Well nature knows best. After all, it used the best possible materials to make the most intriguing and complex machine known to man – the human body. It is a fact that nature’s technology is unmatched. So what better way to find means to push the limits of electronics than to look inside the human body for answers!  The researchers at Tel Aviv University (TAU ) are doing exactly that, turning to blood, milk and mucus proteins in their radical quest to develop a transistor, veering away from the traditional ‘top-down’ approach followed in the case of silicon-based electronics.

The results, researchers say, could revolutionize electronics with protein-based transistors forming the base for a new generation of circuits which are of the nano scale, bio degradable and flexible. The research team of TAU, supervised by Dr. Shachar Richter and Prof. Michael Gozin, includes Ph.D students Elad Mentovich, Netta Hendler and Bogdan Belgorodsky. The promising results so far has led the team to believe that they are playing a big role in the transition of silicon era into a carbon one.

When the team applied various combination of proteins (blood, milk and mucous) to a base material, the molecules assembled itself to form a semi-conducting film with each different combination bringing in a different property and that too on a nano scale. This allowed the team to create a complete circuit with electronic as well as optical capabilities. The researchers were able to make use of the natural abilities of each protein to control the characteristics of the transistor like memory, conductivity, storage etc.

They used blood protein’s unique ability to absorb oxygen to dope the semi-conductors using specific chemicals to give it desired properties. Milk protein’s “strength” was used to make fibres for the architecture inside the circuit while mucosal protein’s optical abilities were used in circuits needing advanced optics. The research is cutting edge indeed, especially when you think of how this technology can be adopted to overcome the shortcomings of present day electronics, or addressing the rejection of implanted electronics in the human body.
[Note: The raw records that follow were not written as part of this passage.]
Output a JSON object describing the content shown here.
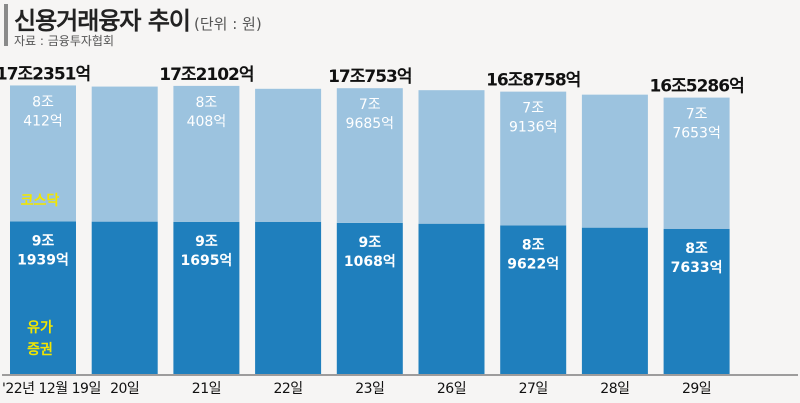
{
  "header": {
    "title": "신용거래융자 추이",
    "unit": "(단위 : 원)",
    "source": "자료 : 금융투자협회"
  },
  "colors": {
    "kosdaq": "#9cc3df",
    "kospi": "#1f7fbd",
    "legend_text": "#f2e600"
  },
  "chart_data": {
    "type": "bar",
    "stacked": true,
    "categories": [
      "'22년 12월 19일",
      "20일",
      "21일",
      "22일",
      "23일",
      "26일",
      "27일",
      "28일",
      "29일"
    ],
    "unit": "원",
    "series": [
      {
        "name": "유가증권",
        "legend_lines": [
          "유가",
          "증권"
        ],
        "values": [
          9.1939,
          9.18,
          9.1695,
          9.17,
          9.1068,
          9.06,
          8.9622,
          8.83,
          8.7633
        ],
        "labels": [
          [
            "9조",
            "1939억"
          ],
          null,
          [
            "9조",
            "1695억"
          ],
          null,
          [
            "9조",
            "1068억"
          ],
          null,
          [
            "8조",
            "9622억"
          ],
          null,
          [
            "8조",
            "7633억"
          ]
        ]
      },
      {
        "name": "코스닥",
        "legend_lines": [
          "코스닥"
        ],
        "values": [
          8.0412,
          7.99,
          8.0408,
          7.87,
          7.9685,
          7.9,
          7.9136,
          7.87,
          7.7653
        ],
        "labels": [
          [
            "8조",
            "412억"
          ],
          null,
          [
            "8조",
            "408억"
          ],
          null,
          [
            "7조",
            "9685억"
          ],
          null,
          [
            "7조",
            "9136억"
          ],
          null,
          [
            "7조",
            "7653억"
          ]
        ]
      }
    ],
    "totals": [
      "17조2351억",
      null,
      "17조2102억",
      null,
      "17조753억",
      null,
      "16조8758억",
      null,
      "16조5286억"
    ]
  }
}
The carbon-based electronics will also be more flexible than silicon-based ones in use now. Imagine the wide scope it has in areas where flexible technology is used like displays, mobile phones, tablets, microchips, not to mention its applications in the medical field. Being biodegradable, the technology will also solve the biggest problem the world is facing post silicon revolution – electronic waste management.

It pays to turn to nature’s ways, I guess!